Cette image d’une page du cadastre du canton de Bertie de 1864 indique que ce dossier municipal servait aussi de registre militaire. La ville-frontière de Fort Erie est située dans le canton de Bertie.

La guerre a également créé des tensions le long des frontières entre les États-Unis et le Canada. En 1861, un incident entre un navire de guerre américain et un paquebot britannique a failli déclencher la guerre entre ces deux pays.

Bien que le conflit ait été réglé plus ou moins à l’amiable, les préparatifs militaires ont été entamés le long de la frontière. Les autorités canadiennes se sont efforcées d’accroître l’efficacité de la milice et d’améliorer sa formation.
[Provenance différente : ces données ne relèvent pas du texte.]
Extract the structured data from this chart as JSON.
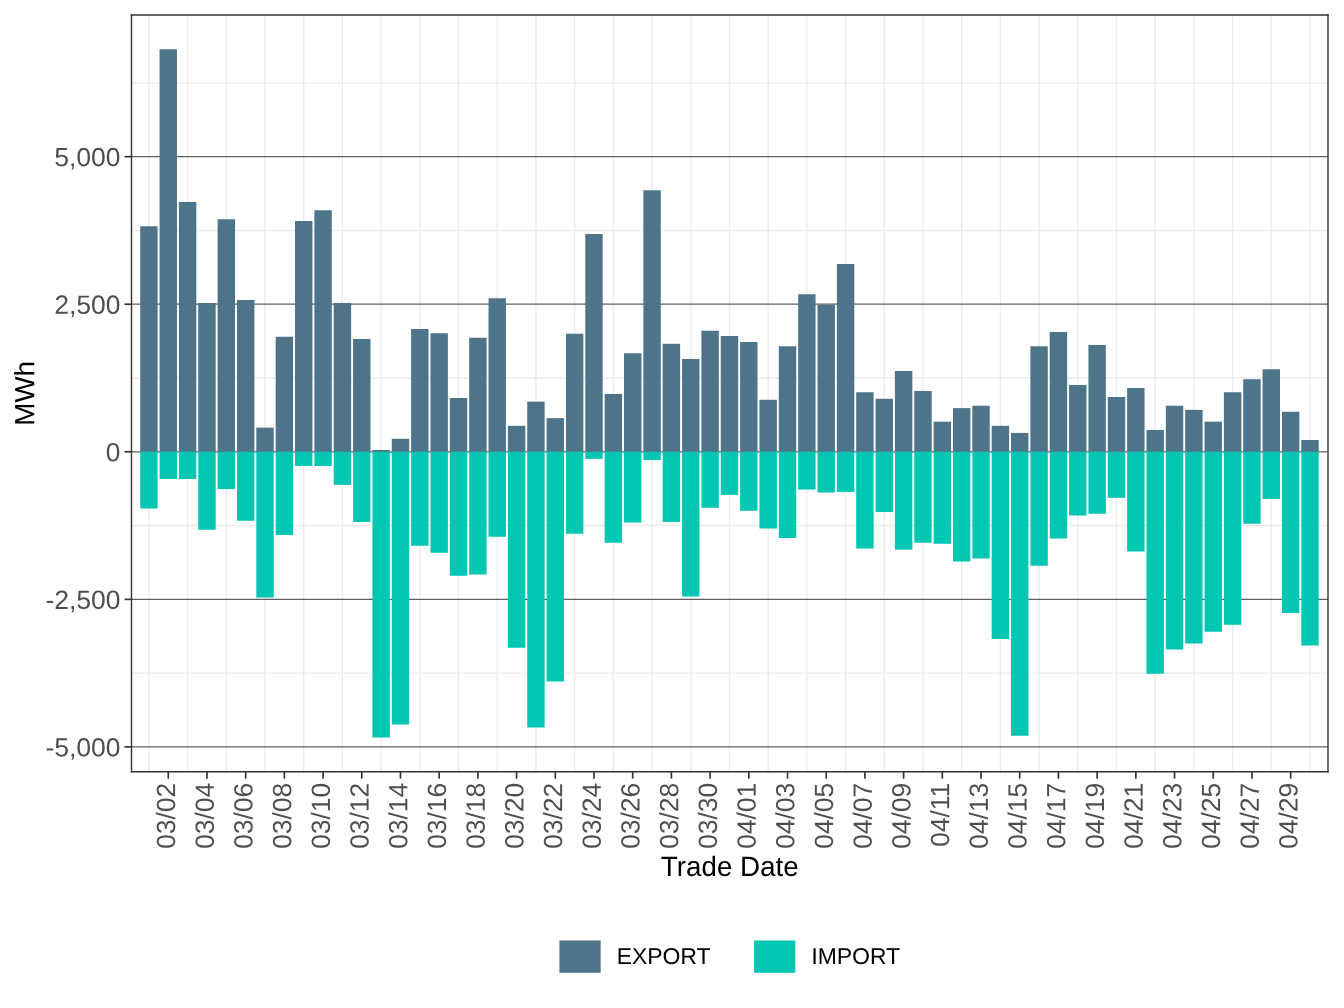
{
  "chart_data": {
    "type": "bar",
    "stacked": true,
    "xlabel": "Trade Date",
    "ylabel": "MWh",
    "categories": [
      null,
      "03/02",
      null,
      "03/04",
      null,
      "03/06",
      null,
      "03/08",
      null,
      "03/10",
      null,
      "03/12",
      null,
      "03/14",
      null,
      "03/16",
      null,
      "03/18",
      null,
      "03/20",
      null,
      "03/22",
      null,
      "03/24",
      null,
      "03/26",
      null,
      "03/28",
      null,
      "03/30",
      null,
      "04/01",
      null,
      "04/03",
      null,
      "04/05",
      null,
      "04/07",
      null,
      "04/09",
      null,
      "04/11",
      null,
      "04/13",
      null,
      "04/15",
      null,
      "04/17",
      null,
      "04/19",
      null,
      "04/21",
      null,
      "04/23",
      null,
      "04/25",
      null,
      "04/27",
      null,
      "04/29",
      null
    ],
    "series": [
      {
        "name": "EXPORT",
        "color": "#4e748a",
        "values": [
          3820,
          6820,
          4230,
          2520,
          3940,
          2570,
          410,
          1950,
          3910,
          4090,
          2520,
          1910,
          30,
          220,
          2080,
          2010,
          910,
          1930,
          2600,
          440,
          850,
          570,
          2000,
          3690,
          980,
          1670,
          4430,
          1830,
          1570,
          2050,
          1960,
          1860,
          880,
          1790,
          2670,
          2490,
          3180,
          1010,
          900,
          1370,
          1030,
          510,
          740,
          780,
          440,
          320,
          1790,
          2030,
          1130,
          1810,
          930,
          1080,
          370,
          780,
          710,
          510,
          1010,
          1230,
          1400,
          680,
          200
        ]
      },
      {
        "name": "IMPORT",
        "color": "#00c6b2",
        "values": [
          -960,
          -460,
          -460,
          -1320,
          -630,
          -1170,
          -2470,
          -1410,
          -240,
          -240,
          -560,
          -1190,
          -4840,
          -4620,
          -1590,
          -1710,
          -2100,
          -2080,
          -1440,
          -3320,
          -4670,
          -3890,
          -1390,
          -120,
          -1540,
          -1200,
          -140,
          -1190,
          -2450,
          -950,
          -730,
          -1000,
          -1300,
          -1460,
          -640,
          -690,
          -680,
          -1640,
          -1020,
          -1660,
          -1540,
          -1560,
          -1860,
          -1810,
          -3170,
          -4810,
          -1930,
          -1470,
          -1080,
          -1050,
          -780,
          -1690,
          -3760,
          -3350,
          -3250,
          -3050,
          -2930,
          -1220,
          -800,
          -2730,
          -3280
        ]
      }
    ],
    "ylim": [
      -5420,
      7400
    ],
    "yticks": [
      {
        "value": -5000,
        "label": "-5,000"
      },
      {
        "value": -2500,
        "label": "-2,500"
      },
      0,
      {
        "value": 2500,
        "label": "2,500"
      },
      {
        "value": 5000,
        "label": "5,000"
      }
    ],
    "grid": true,
    "legend": "bottom"
  }
}
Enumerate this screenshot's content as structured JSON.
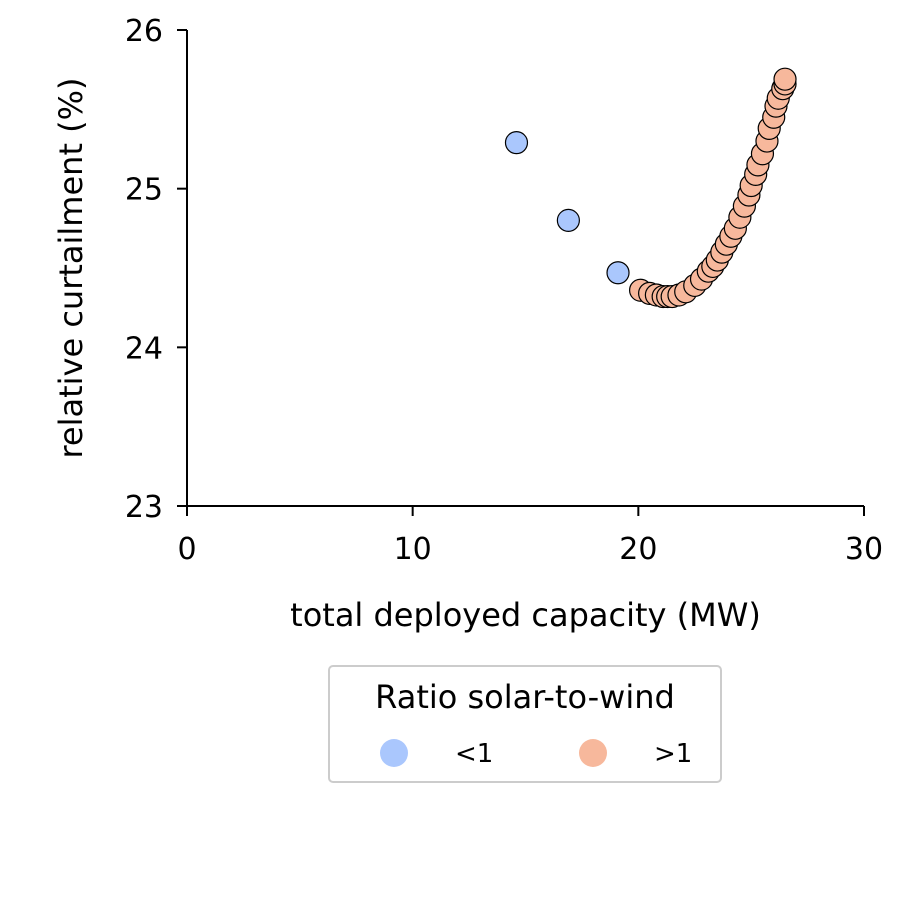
{
  "chart_data": {
    "type": "scatter",
    "xlabel": "total deployed capacity (MW)",
    "ylabel": "relative curtailment (%)",
    "xlim": [
      0,
      30
    ],
    "ylim": [
      23,
      26
    ],
    "x_ticks": [
      "0",
      "10",
      "20",
      "30"
    ],
    "y_ticks": [
      "23",
      "24",
      "25",
      "26"
    ],
    "grid": false,
    "legend": {
      "title": "Ratio solar-to-wind",
      "placement": "bottom-center",
      "entries": [
        {
          "label": "<1",
          "color": "#aac7fd"
        },
        {
          "label": ">1",
          "color": "#f7b89c"
        }
      ]
    },
    "series": [
      {
        "name": "<1",
        "color": "#aac7fd",
        "points": [
          {
            "x": 14.6,
            "y": 25.29
          },
          {
            "x": 16.9,
            "y": 24.8
          },
          {
            "x": 19.1,
            "y": 24.47
          }
        ]
      },
      {
        "name": ">1",
        "color": "#f7b89c",
        "points": [
          {
            "x": 20.1,
            "y": 24.36
          },
          {
            "x": 20.5,
            "y": 24.34
          },
          {
            "x": 20.8,
            "y": 24.33
          },
          {
            "x": 21.1,
            "y": 24.32
          },
          {
            "x": 21.3,
            "y": 24.32
          },
          {
            "x": 21.5,
            "y": 24.32
          },
          {
            "x": 21.8,
            "y": 24.33
          },
          {
            "x": 22.1,
            "y": 24.35
          },
          {
            "x": 22.5,
            "y": 24.39
          },
          {
            "x": 22.8,
            "y": 24.43
          },
          {
            "x": 23.1,
            "y": 24.48
          },
          {
            "x": 23.3,
            "y": 24.51
          },
          {
            "x": 23.5,
            "y": 24.55
          },
          {
            "x": 23.7,
            "y": 24.6
          },
          {
            "x": 23.9,
            "y": 24.65
          },
          {
            "x": 24.1,
            "y": 24.7
          },
          {
            "x": 24.3,
            "y": 24.75
          },
          {
            "x": 24.5,
            "y": 24.82
          },
          {
            "x": 24.7,
            "y": 24.89
          },
          {
            "x": 24.9,
            "y": 24.96
          },
          {
            "x": 25.0,
            "y": 25.02
          },
          {
            "x": 25.2,
            "y": 25.09
          },
          {
            "x": 25.3,
            "y": 25.15
          },
          {
            "x": 25.5,
            "y": 25.22
          },
          {
            "x": 25.7,
            "y": 25.3
          },
          {
            "x": 25.8,
            "y": 25.38
          },
          {
            "x": 26.0,
            "y": 25.45
          },
          {
            "x": 26.1,
            "y": 25.52
          },
          {
            "x": 26.2,
            "y": 25.57
          },
          {
            "x": 26.4,
            "y": 25.63
          },
          {
            "x": 26.5,
            "y": 25.66
          },
          {
            "x": 26.5,
            "y": 25.69
          }
        ]
      }
    ]
  }
}
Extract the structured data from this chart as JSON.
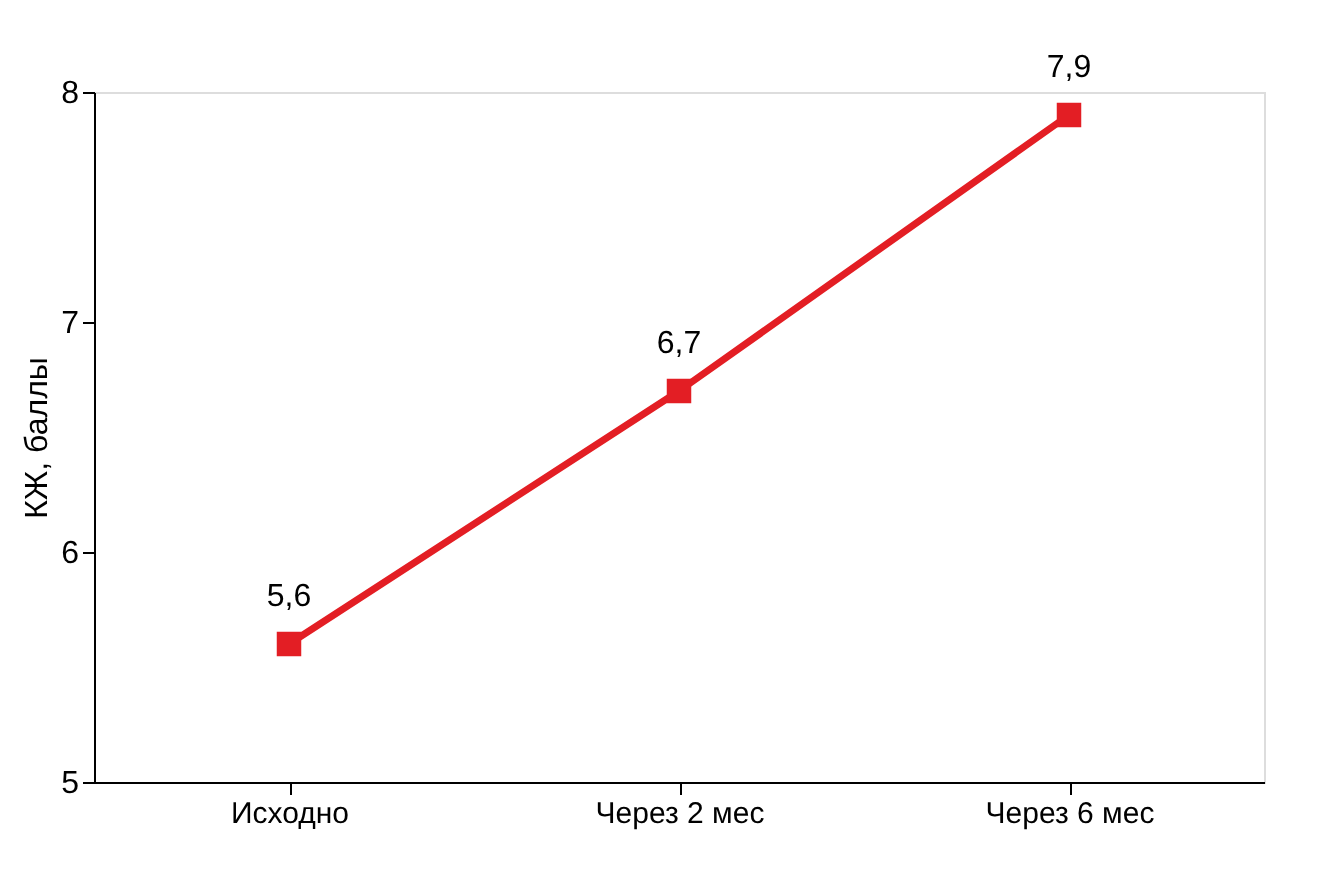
{
  "chart_data": {
    "type": "line",
    "ylabel": "КЖ, баллы",
    "categories": [
      "Исходно",
      "Через 2 мес",
      "Через 6 мес"
    ],
    "series": [
      {
        "color": "#e31e24",
        "values": [
          5.6,
          6.7,
          7.9
        ],
        "value_labels": [
          "5,6",
          "6,7",
          "7,9"
        ]
      }
    ],
    "ylim": [
      5,
      8
    ],
    "yticks": [
      5,
      6,
      7,
      8
    ],
    "grid": false,
    "marker": "square",
    "line_style": "solid"
  }
}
À mesure que la guerre progressait, d’autres frictions ont fait leur apparition. Des agents de la Confédération et des prisonniers de guerre évadés se sont rendus jusqu’à Toronto et à Montréal et ont comploté une attaque contre les autorités fédérales en passant par le nord. Cela a justifié le resserrement des mesures de sécurité le long de la frontière américaine, entre autres l’annulation du Traité de réciprocité et l’introduction du contrôle des passeports à la frontière.

Après l’incursion d’un groupe de Confédérés dans la ville frontalière de St. Alban's, au Vermont, en 1864, le gouvernement canadien a institué une police frontalière pour s’assurer que cela ne se reproduise plus. À la fin de la guerre de Sécession, les relations entre le Canada et les États-Unis étaient peu cordiales.

Mouvement Fenian

Le mouvement Fenian a pris naissance en Irlande pour promouvoir la rébellion armée contre l’Empire britannique et s’est rapidement étendu jusqu’aux États-Unis, où il a profité de la solidarité des politiciens d’État et fédéraux. Devant l’échec de la rébellion en Irlande, l’aile américaine a commencé à voir l’Amérique du Nord britannique comme une cible potentielle. La force de police frontalière au Canada n’a pas tardé à se réorganiser pour parer cette nouvelle menace et a commencé à recueillir des renseignements sur les activités des Fenians des deux côtés de la frontière.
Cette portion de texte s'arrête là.